Logistics News

Cyber-criminals exploit IT to get at containers: TT Club

Passwords or release codes for containers from terminal facilities sought increasingly

 

Cyber-criminals are preying on shipping container codes and passwords to discover delivery instructions, an international freight insurance specialist has warned.

And the very technology used to make transport and logistics efficient was helping them.

Claims executive Mike Yarwood , of transport mutual TT Club, told delegates at TOC Europe’s recent Container Supply Chain Conference in London that carriers, ports, terminals and other transport operators were the increasing focus of computer hacking, with data and information used to focus on high value cargo and susceptible loads.

“We see incidents which at first appear to be a petty break-in at office facilities. The damage appears minimal – nothing is physically removed,” Yarwood says.

“More thorough post incident investigations however reveal that the ‘thieves’ were actually installing spyware within the operator’s IT network.”

Common targets are individuals’ personal devices where cyber security is less adequate. 

Hackers often make use of social networks to target operational personnel who travel extensively and truck drivers to ascertain routing and overnight parking patterns.

The type of information being sought and extracted may be release codes for containers from terminal facilities or passwords to discover delivery instructions. 

“In instances discovered to date,” Yarwood says

“There has been an apparent focus on specific individual containers in attempts to track the units through the supply chain to the destination port.
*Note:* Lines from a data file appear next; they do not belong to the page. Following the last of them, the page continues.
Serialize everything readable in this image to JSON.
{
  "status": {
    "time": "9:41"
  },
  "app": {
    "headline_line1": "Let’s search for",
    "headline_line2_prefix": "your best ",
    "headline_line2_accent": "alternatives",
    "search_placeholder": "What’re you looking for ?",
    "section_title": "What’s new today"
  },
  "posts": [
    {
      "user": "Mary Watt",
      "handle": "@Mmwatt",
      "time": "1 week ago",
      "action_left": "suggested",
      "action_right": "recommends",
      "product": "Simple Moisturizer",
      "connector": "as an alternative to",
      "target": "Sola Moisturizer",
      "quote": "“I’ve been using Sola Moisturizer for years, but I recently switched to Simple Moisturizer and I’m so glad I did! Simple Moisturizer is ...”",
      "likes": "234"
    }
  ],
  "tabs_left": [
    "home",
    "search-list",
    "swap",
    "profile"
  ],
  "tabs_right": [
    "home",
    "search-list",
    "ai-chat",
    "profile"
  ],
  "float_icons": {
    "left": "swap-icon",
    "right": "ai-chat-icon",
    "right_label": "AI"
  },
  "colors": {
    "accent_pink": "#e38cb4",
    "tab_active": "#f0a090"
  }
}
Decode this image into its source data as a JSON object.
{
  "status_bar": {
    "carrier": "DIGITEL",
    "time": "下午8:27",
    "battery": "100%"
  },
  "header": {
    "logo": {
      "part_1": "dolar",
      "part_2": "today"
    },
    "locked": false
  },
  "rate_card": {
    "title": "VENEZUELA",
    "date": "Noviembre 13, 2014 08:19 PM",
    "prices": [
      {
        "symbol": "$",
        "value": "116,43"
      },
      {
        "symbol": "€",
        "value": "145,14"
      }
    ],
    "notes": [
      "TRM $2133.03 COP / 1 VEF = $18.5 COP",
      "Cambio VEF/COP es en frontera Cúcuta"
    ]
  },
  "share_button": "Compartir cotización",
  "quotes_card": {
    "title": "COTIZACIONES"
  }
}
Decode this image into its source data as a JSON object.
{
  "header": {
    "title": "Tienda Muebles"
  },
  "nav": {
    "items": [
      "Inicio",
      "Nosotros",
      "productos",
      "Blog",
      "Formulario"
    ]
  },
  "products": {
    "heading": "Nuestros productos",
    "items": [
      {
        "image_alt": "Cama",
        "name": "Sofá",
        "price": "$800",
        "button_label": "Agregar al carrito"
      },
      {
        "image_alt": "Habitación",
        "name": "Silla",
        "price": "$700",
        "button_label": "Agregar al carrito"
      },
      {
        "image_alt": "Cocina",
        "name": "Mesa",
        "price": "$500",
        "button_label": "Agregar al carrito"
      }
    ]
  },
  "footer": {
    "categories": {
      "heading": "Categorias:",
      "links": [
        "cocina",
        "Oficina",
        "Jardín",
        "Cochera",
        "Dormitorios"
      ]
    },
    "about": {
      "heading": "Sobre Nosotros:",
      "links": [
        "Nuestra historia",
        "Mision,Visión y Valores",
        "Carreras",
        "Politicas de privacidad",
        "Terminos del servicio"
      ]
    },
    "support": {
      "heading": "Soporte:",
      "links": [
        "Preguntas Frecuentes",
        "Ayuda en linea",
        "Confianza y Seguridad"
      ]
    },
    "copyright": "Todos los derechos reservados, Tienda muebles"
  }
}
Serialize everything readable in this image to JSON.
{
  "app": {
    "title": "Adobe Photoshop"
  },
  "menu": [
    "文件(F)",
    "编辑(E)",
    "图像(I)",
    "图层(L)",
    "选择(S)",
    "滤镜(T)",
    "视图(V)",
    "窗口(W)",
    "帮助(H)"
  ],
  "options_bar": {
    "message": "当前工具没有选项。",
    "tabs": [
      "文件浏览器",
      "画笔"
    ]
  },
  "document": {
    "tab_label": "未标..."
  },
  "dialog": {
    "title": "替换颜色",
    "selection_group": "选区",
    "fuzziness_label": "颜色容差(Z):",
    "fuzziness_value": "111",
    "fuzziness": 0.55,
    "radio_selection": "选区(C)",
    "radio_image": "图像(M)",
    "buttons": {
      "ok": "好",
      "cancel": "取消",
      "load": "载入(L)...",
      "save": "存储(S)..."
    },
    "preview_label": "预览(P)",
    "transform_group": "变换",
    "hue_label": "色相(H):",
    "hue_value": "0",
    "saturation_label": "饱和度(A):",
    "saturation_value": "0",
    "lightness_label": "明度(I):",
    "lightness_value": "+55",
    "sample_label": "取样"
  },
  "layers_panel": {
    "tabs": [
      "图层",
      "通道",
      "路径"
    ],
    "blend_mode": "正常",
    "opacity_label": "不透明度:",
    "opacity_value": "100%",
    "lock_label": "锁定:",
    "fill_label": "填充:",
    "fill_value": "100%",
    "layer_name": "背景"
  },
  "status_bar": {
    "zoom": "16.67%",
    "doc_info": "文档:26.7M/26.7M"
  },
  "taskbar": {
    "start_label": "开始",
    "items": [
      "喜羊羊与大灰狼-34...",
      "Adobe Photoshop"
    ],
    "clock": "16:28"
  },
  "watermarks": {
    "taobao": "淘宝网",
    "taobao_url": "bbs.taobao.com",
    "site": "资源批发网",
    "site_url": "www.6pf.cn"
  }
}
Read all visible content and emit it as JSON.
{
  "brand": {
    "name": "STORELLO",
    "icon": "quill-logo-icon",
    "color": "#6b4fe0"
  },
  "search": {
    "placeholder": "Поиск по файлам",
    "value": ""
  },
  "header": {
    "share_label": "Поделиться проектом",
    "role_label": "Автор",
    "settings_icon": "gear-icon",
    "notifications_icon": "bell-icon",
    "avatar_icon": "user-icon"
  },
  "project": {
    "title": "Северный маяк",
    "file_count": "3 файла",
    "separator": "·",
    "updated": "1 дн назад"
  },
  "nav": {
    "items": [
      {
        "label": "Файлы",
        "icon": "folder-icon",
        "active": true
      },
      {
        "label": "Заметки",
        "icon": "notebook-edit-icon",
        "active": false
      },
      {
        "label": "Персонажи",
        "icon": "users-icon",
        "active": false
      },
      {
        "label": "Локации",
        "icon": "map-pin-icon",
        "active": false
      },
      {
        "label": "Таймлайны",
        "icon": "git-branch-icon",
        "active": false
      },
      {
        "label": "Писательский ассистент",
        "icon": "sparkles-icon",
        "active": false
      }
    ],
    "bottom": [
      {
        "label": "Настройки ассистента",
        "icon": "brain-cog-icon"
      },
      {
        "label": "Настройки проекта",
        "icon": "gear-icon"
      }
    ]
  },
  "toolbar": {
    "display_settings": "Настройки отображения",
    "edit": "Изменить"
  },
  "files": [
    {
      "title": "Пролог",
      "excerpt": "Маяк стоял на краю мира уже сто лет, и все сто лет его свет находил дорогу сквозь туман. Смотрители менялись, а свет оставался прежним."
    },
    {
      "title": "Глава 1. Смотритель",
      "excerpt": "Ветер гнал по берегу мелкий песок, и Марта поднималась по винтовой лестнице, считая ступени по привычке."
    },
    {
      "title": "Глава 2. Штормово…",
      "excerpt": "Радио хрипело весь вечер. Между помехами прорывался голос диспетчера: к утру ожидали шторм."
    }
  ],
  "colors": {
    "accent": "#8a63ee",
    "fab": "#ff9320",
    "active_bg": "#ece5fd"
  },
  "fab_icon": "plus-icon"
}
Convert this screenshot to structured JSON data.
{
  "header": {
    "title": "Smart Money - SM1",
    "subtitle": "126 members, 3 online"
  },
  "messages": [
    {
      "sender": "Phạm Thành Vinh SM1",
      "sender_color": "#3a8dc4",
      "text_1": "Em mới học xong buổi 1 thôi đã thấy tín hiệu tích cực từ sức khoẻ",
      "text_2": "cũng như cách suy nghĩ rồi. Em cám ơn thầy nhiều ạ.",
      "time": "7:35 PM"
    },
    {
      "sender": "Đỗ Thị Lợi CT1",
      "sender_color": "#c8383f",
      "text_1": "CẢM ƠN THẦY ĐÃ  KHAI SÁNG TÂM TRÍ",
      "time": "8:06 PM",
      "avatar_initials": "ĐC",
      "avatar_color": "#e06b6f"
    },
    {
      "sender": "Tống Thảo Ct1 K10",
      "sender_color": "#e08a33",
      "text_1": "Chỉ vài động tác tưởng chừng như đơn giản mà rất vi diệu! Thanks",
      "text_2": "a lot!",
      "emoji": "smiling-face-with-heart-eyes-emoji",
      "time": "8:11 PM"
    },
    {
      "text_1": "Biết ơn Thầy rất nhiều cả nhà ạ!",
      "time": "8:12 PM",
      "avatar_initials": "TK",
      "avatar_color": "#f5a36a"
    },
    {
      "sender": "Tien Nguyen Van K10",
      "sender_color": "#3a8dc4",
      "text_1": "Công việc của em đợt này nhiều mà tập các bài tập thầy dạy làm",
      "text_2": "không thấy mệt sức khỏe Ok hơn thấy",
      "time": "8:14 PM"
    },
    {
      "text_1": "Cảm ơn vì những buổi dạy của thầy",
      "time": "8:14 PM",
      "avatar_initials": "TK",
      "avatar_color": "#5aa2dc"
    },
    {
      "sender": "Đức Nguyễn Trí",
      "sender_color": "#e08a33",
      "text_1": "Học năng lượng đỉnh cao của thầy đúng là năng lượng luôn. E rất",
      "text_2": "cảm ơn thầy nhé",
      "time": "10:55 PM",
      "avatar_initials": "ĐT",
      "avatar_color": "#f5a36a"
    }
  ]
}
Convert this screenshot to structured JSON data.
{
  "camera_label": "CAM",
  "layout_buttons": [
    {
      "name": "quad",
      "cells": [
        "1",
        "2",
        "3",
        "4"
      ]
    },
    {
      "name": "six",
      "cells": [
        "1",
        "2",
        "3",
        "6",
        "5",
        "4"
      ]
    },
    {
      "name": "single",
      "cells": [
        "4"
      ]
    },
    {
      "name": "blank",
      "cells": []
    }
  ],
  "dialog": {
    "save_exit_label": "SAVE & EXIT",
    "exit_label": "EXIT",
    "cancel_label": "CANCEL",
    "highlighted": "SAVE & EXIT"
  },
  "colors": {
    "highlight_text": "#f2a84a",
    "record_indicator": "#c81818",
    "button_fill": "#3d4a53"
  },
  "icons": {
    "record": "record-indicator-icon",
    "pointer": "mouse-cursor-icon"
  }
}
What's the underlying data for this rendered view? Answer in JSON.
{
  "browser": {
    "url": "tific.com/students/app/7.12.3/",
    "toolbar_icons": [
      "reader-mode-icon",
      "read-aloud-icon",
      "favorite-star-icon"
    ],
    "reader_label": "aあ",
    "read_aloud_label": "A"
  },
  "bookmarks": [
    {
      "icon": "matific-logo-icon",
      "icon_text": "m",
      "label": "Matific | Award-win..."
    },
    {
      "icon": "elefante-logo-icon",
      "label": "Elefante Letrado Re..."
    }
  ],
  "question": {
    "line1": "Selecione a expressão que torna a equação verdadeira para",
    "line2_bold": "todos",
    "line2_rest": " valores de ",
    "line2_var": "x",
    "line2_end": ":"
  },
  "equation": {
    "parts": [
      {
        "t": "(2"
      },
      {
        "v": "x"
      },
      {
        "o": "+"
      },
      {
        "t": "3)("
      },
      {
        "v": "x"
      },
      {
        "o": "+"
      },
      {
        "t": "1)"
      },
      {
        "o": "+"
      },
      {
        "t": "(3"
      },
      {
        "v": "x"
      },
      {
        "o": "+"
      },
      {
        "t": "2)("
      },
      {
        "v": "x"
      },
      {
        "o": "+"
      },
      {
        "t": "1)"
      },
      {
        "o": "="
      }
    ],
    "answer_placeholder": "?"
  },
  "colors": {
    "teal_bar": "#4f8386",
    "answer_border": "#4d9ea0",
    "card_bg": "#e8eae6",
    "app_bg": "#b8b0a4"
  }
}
“Such systematic tracking is coupled with compromising the terminal’s IT systems to gain access to, or generate release codes for specific containers. 

“Criminals are known to have targeted containers with illegal drugs in this way however such methods also have greater scope in facilitating high value cargo thefts and human trafficking.”

Though the trend is coming off a low base, the TT Club believes that as invasive technology becomes more widely available and its cost falls the next generation of strategy adopted by organised criminal groups to facilitate cargo theft is emerging.

“Whilst advances in IT systems undoubtedly provide greater opportunities for carriers, transport operators and cargo handling facilities to mitigate their exposure to theft and fraud, unfortunately such increased sophistication also benefits criminals,” the mutual says.